AIG Slams Bank of America at Settlement Hearing


The Article 77 hearing in Justice Barbara Kapnick's courtroom in Manhattan may have gotten off to a slow start, but a lot of action has taken place in only two days. The question of whether or not Bank of New York Mellon acted reasonably in negotiating the $8.5 billion settlement between 22 institutional investors and Bank of America has been asked, with some very interesting opening arguments from BONY and AIG , the settlement's biggest detractor.

Commentary not very positive for B of A
Since the hearing is about BONY's judgment, the bank's attorney, Matthew Ingber ticked off several points indicating that the decision to settle was fair and reasonable, based on the information the bank had at its disposal at the time. As Mark Palmer of BTIG Research notes, though, much of that information has since been invalidated.

For example, expert witness Professor Robert Daines, of Stanford Law School, was of the opinion that the state of Delaware, with its very stringent laws regarding de facto mergers and successor liability, would hear this case.
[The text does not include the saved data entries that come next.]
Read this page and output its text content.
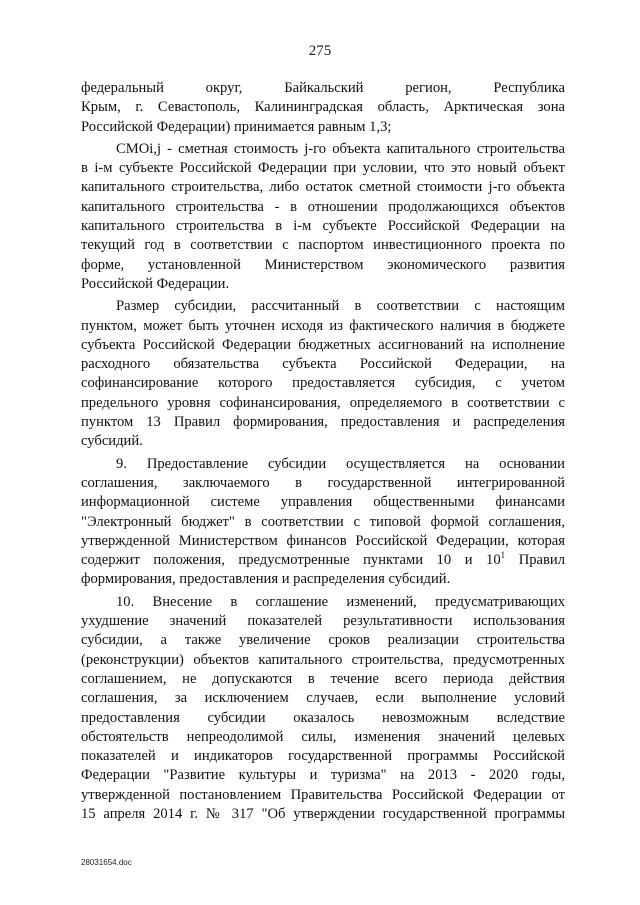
275

федеральный округ, Байкальский регион, Республика
Крым, г. Севастополь, Калининградская область, Арктическая зона
Российской Федерации) принимается равным 1,3;

СМОi,j - сметная стоимость j-го объекта капитального строительства
в i-м субъекте Российской Федерации при условии, что это новый объект
капитального строительства, либо остаток сметной стоимости j-го объекта
капитального строительства - в отношении продолжающихся объектов
капитального строительства в i-м субъекте Российской Федерации на
текущий год в соответствии с паспортом инвестиционного проекта по
форме, установленной Министерством экономического развития
Российской Федерации.

Размер субсидии, рассчитанный в соответствии с настоящим
пунктом, может быть уточнен исходя из фактического наличия в бюджете
субъекта Российской Федерации бюджетных ассигнований на исполнение
расходного обязательства субъекта Российской Федерации, на
софинансирование которого предоставляется субсидия, с учетом
предельного уровня софинансирования, определяемого в соответствии с
пунктом 13 Правил формирования, предоставления и распределения
субсидий.

9. Предоставление субсидии осуществляется на основании
соглашения, заключаемого в государственной интегрированной
информационной системе управления общественными финансами
"Электронный бюджет" в соответствии с типовой формой соглашения,
утвержденной Министерством финансов Российской Федерации, которая
содержит положения, предусмотренные пунктами 10 и $10^1$ Правил
формирования, предоставления и распределения субсидий.

10. Внесение в соглашение изменений, предусматривающих
ухудшение значений показателей результативности использования
субсидии, а также увеличение сроков реализации строительства
(реконструкции) объектов капитального строительства, предусмотренных
соглашением, не допускаются в течение всего периода действия
соглашения, за исключением случаев, если выполнение условий
предоставления субсидии оказалось невозможным вследствие
обстоятельств непреодолимой силы, изменения значений целевых
показателей и индикаторов государственной программы Российской
Федерации "Развитие культуры и туризма" на 2013 - 2020 годы,
утвержденной постановлением Правительства Российской Федерации от
15 апреля 2014 г. № 317 "Об утверждении государственной программы

28031654.doc
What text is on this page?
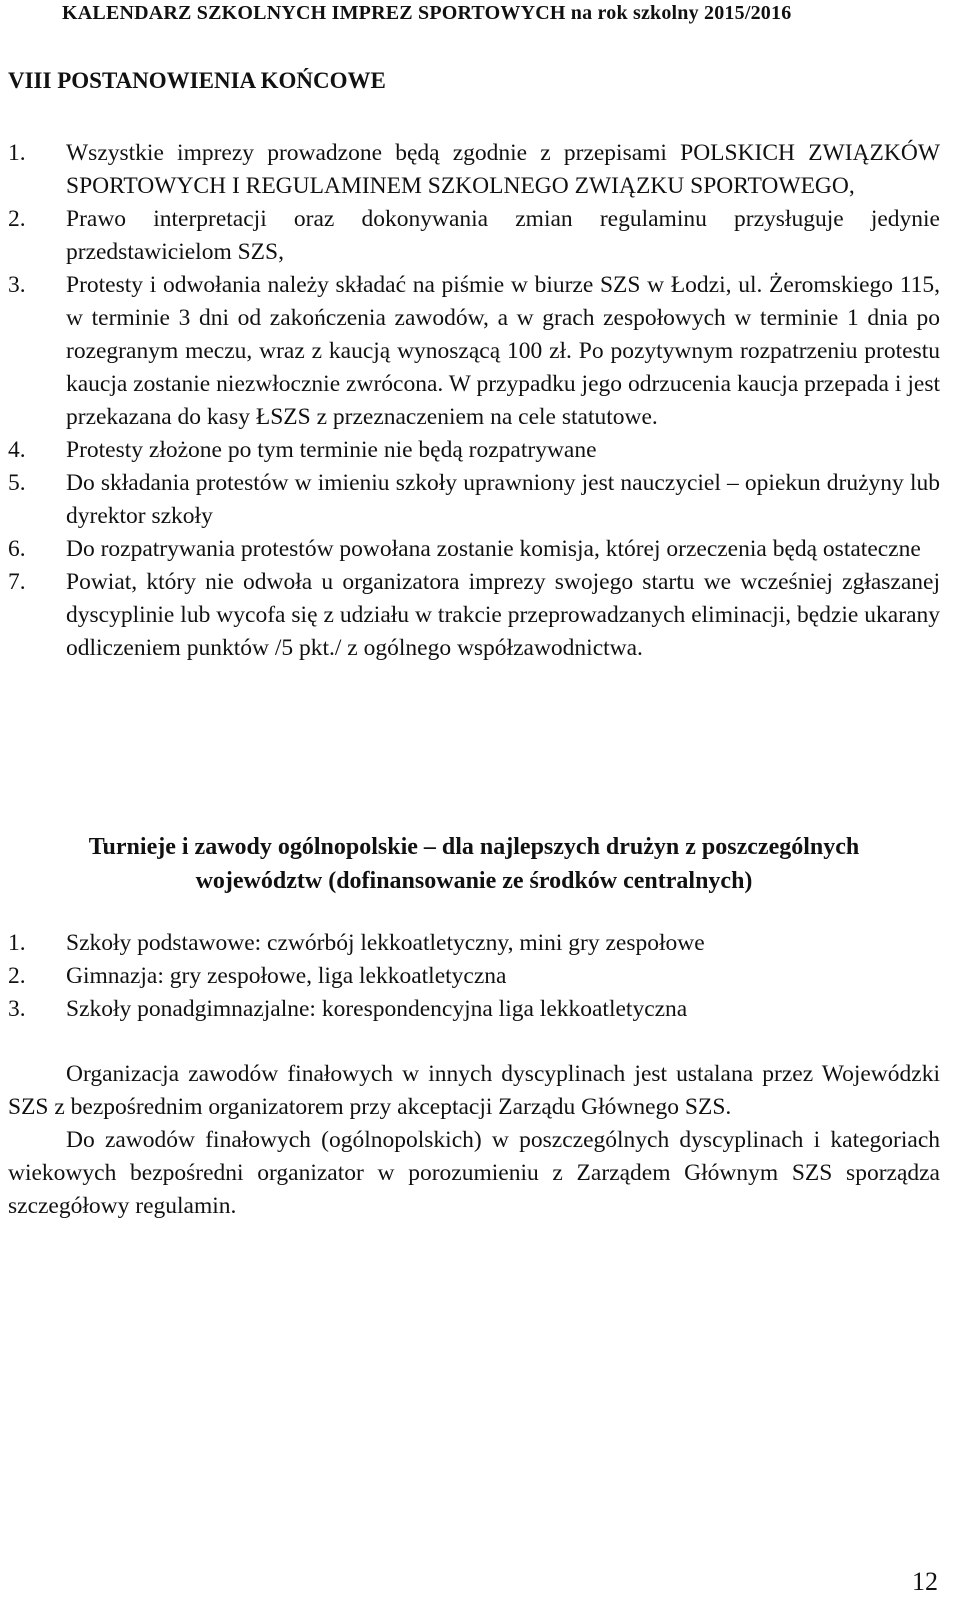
KALENDARZ SZKOLNYCH IMPREZ SPORTOWYCH na rok szkolny 2015/2016
VIII POSTANOWIENIA KOŃCOWE
1. Wszystkie imprezy prowadzone będą zgodnie z przepisami POLSKICH ZWIĄZKÓW SPORTOWYCH I REGULAMINEM SZKOLNEGO ZWIĄZKU SPORTOWEGO,
2. Prawo interpretacji oraz dokonywania zmian regulaminu przysługuje jedynie przedstawicielom SZS,
3. Protesty i odwołania należy składać na piśmie w biurze SZS w Łodzi, ul. Żeromskiego 115, w terminie 3 dni od zakończenia zawodów, a w grach zespołowych w terminie 1 dnia po rozegranym meczu, wraz z kaucją wynoszącą 100 zł. Po pozytywnym rozpatrzeniu protestu kaucja zostanie niezwłocznie zwrócona. W przypadku jego odrzucenia kaucja przepada i jest przekazana do kasy ŁSZS z przeznaczeniem na cele statutowe.
4. Protesty złożone po tym terminie nie będą rozpatrywane
5. Do składania protestów w imieniu szkoły uprawniony jest nauczyciel – opiekun drużyny lub dyrektor szkoły
6. Do rozpatrywania protestów powołana zostanie komisja, której orzeczenia będą ostateczne
7. Powiat, który nie odwoła u organizatora imprezy swojego startu we wcześniej zgłaszanej dyscyplinie lub wycofa się z udziału w trakcie przeprowadzanych eliminacji, będzie ukarany odliczeniem punktów /5 pkt./ z ogólnego współzawodnictwa.
Turnieje i zawody ogólnopolskie – dla najlepszych drużyn z poszczególnych
województw (dofinansowanie ze środków centralnych)
1. Szkoły podstawowe: czwórbój lekkoatletyczny, mini gry zespołowe
2. Gimnazja: gry zespołowe, liga lekkoatletyczna
3. Szkoły ponadgimnazjalne: korespondencyjna liga lekkoatletyczna

Organizacja zawodów finałowych w innych dyscyplinach jest ustalana przez Wojewódzki SZS z bezpośrednim organizatorem przy akceptacji Zarządu Głównego SZS.

Do zawodów finałowych (ogólnopolskich) w poszczególnych dyscyplinach i kategoriach wiekowych bezpośredni organizator w porozumieniu z Zarządem Głównym SZS sporządza szczegółowy regulamin.

12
Of course, the venue was changed to New York, which has a less rigorous test in place for this type of issue.

Another point concerns testimony by Professor Barry Adler of the New York University of Law. In his opinion, Bank of America's liability should be tied to the losses that were specifically due to any breach of representation or warranty. Unfortunately for B of A, this argument won't hold water, since many rulings over the past two years have come down on the side of plaintiffs not having to show that such a breach caused their losses.

AIG has its turn
AIG's lawyer also spoke, stating that not only was the settlement amount much too low, but that there was collusion between the two big banks that kept the process from being equitable to the complainants. According to AIG, BONY should have sued to obtain pertinent loan files that B of A declined to turn over to the negotiators, so the true extent of the investors' losses could have been determined.

The insurer also jabbed at BlackRock , another institutional investor that has since pulled its objections to the settlement, alleging a "cozy" relationship between the equity firm and B of A, according to The Wall Street Journal. Lastly, AIG saw Bank of America's coverage of legal fees for trustee BONY and the group of investors as further proof of a flawed resolution procedure.
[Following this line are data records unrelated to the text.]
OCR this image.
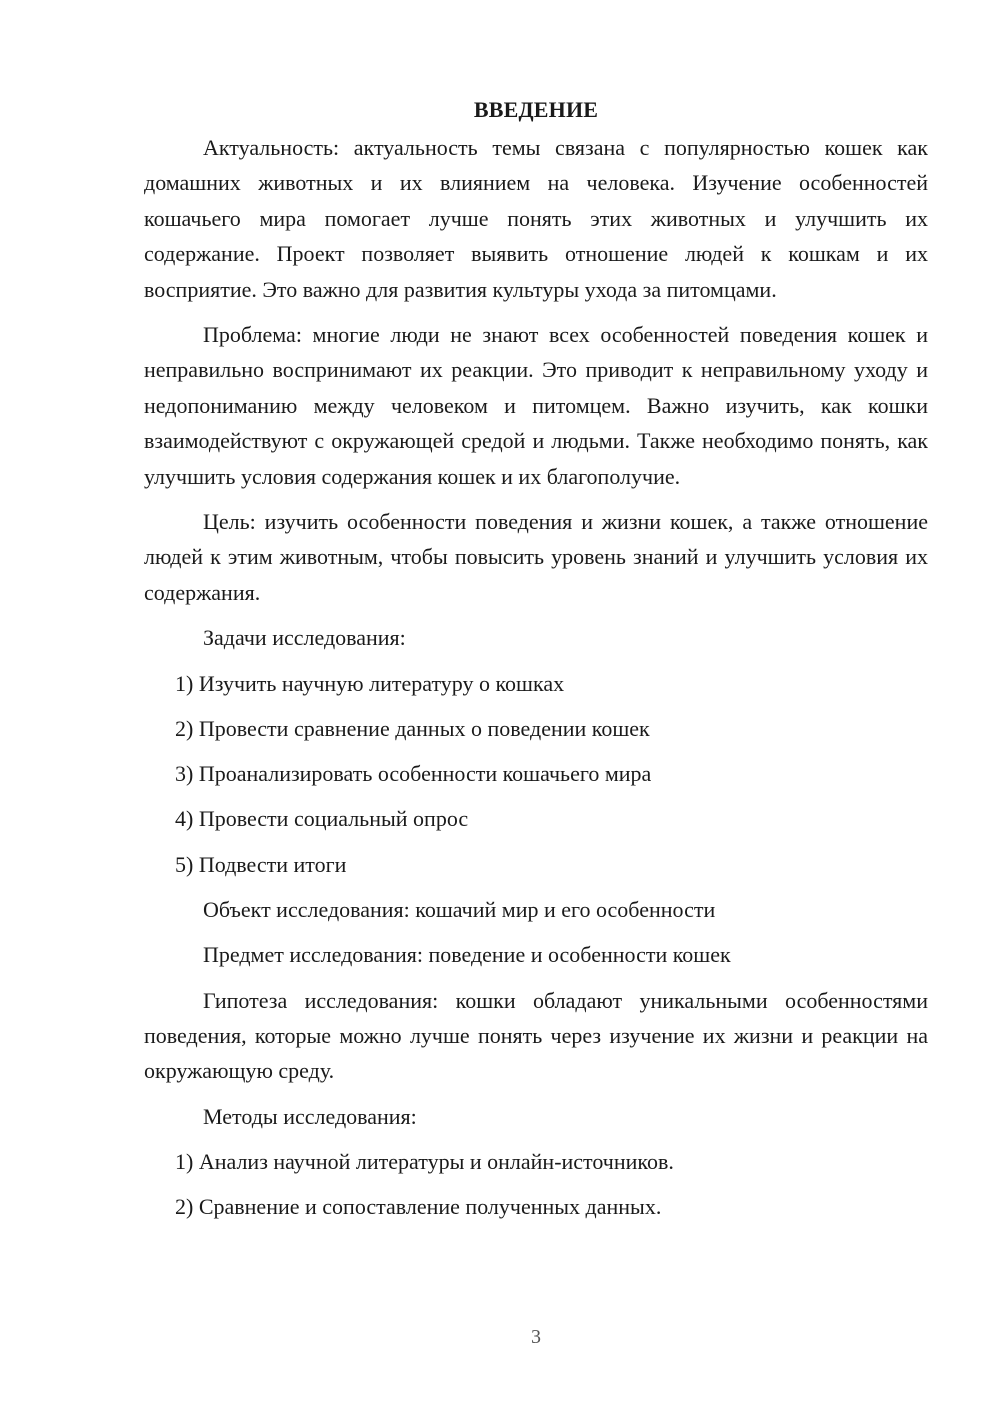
ВВЕДЕНИЕ

Актуальность: актуальность темы связана с популярностью кошек как домашних животных и их влиянием на человека. Изучение особенностей кошачьего мира помогает лучше понять этих животных и улучшить их содержание. Проект позволяет выявить отношение людей к кошкам и их восприятие. Это важно для развития культуры ухода за питомцами.

Проблема: многие люди не знают всех особенностей поведения кошек и неправильно воспринимают их реакции. Это приводит к неправильному уходу и недопониманию между человеком и питомцем. Важно изучить, как кошки взаимодействуют с окружающей средой и людьми. Также необходимо понять, как улучшить условия содержания кошек и их благополучие.

Цель: изучить особенности поведения и жизни кошек, а также отношение людей к этим животным, чтобы повысить уровень знаний и улучшить условия их содержания.

Задачи исследования:
1) Изучить научную литературу о кошках
2) Провести сравнение данных о поведении кошек
3) Проанализировать особенности кошачьего мира
4) Провести социальный опрос
5) Подвести итоги
Объект исследования: кошачий мир и его особенности
Предмет исследования: поведение и особенности кошек

Гипотеза исследования: кошки обладают уникальными особенностями поведения, которые можно лучше понять через изучение их жизни и реакции на окружающую среду.

Методы исследования:
1) Анализ научной литературы и онлайн-источников.
2) Сравнение и сопоставление полученных данных.
3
How does it look for B of A?
While Ingber's arguments certainly help explain why BONY made the decisions it did back in 2011, the fact remains that much of the basis for that decision is no longer applicable. The New York venue will clearly make issues of successor liability less of a slam-dunk for Bank of America, and legal rulings made since the original deal was struck obviously lessen the likelihood that the investors will be required to prove the source of their losses.
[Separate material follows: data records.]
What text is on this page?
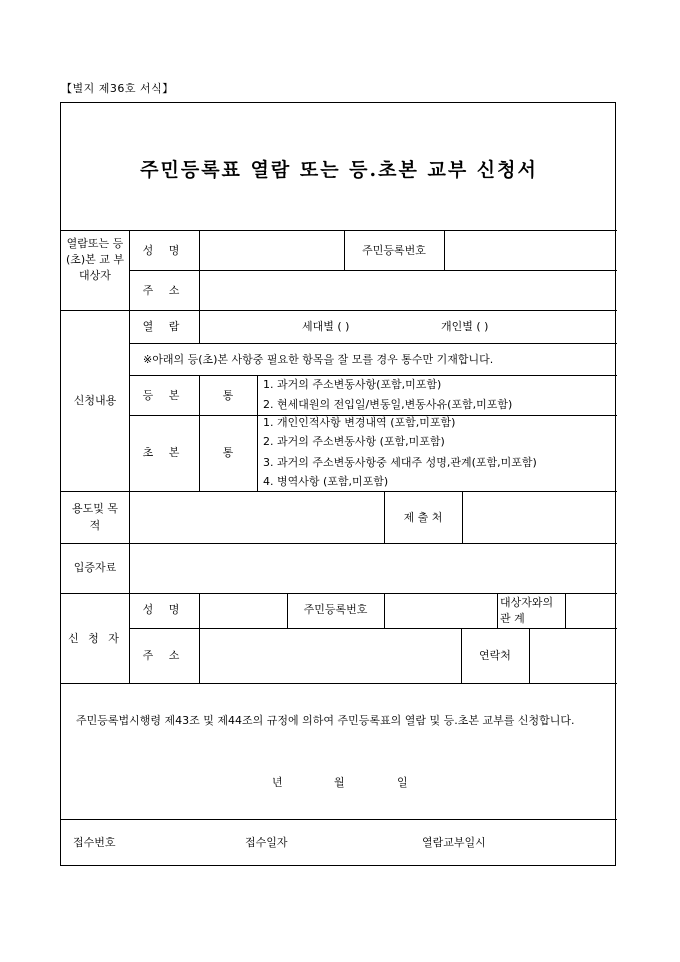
【별지 제36호 서식】
주민등록표 열람 또는 등.초본 교부 신청서
열람또는 등(초)본 교 부 대상자
성 명	주민등록번호
주 소
신청내용
열 람	세대별 ( )	개인별 ( )
※아래의 등(초)본 사항중 필요한 항목을 잘 모를 경우 통수만 기재합니다.
등 본	통
1. 과거의 주소변동사항(포함,미포함)
2. 현세대원의 전입일/변동일,변동사유(포함,미포함)
초 본	통
1. 개인인적사항 변경내역 (포함,미포함)
2. 과거의 주소변동사항 (포함,미포함)
3. 과거의 주소변동사항중 세대주 성명,관계(포함,미포함)
4. 병역사항 (포함,미포함)
용도및 목적
제 출 처
입증자료
신 청 자
성 명	주민등록번호
대상자와의 관 계
주 소	연락처
주민등록법시행령 제43조 및 제44조의 규정에 의하여 주민등록표의 열람 및 등.초본 교부를 신청합니다.
년	월	일
접수번호	접수일자	열람교부일시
As for AIG's allegations, counsel representing the other investors said there was no collusion, but also noted that taking the deal was preferable to taking a chance that B of A would allow Countrywide to go bankrupt. This, apparently, was a real concern -- one brought out by B of A's own Chief Risk Officer back in 2011. Put that way, the decision to settle looks more conflicted -- and at the same time, calls the appropriateness of the agreed-upon $8.5 billion into question, particularly when counsel for the non-objectors noted that $32 billion was the number floated to represent investor losses at the time of the original negotiations.

Judge Kapnick has acknowledged that this case won't be settled by the end of this month, so much more information will be forthcoming in the next few weeks. So far, though, none of it is looking terribly promising for Bank of America, or regarding the solidity of the agreement in question.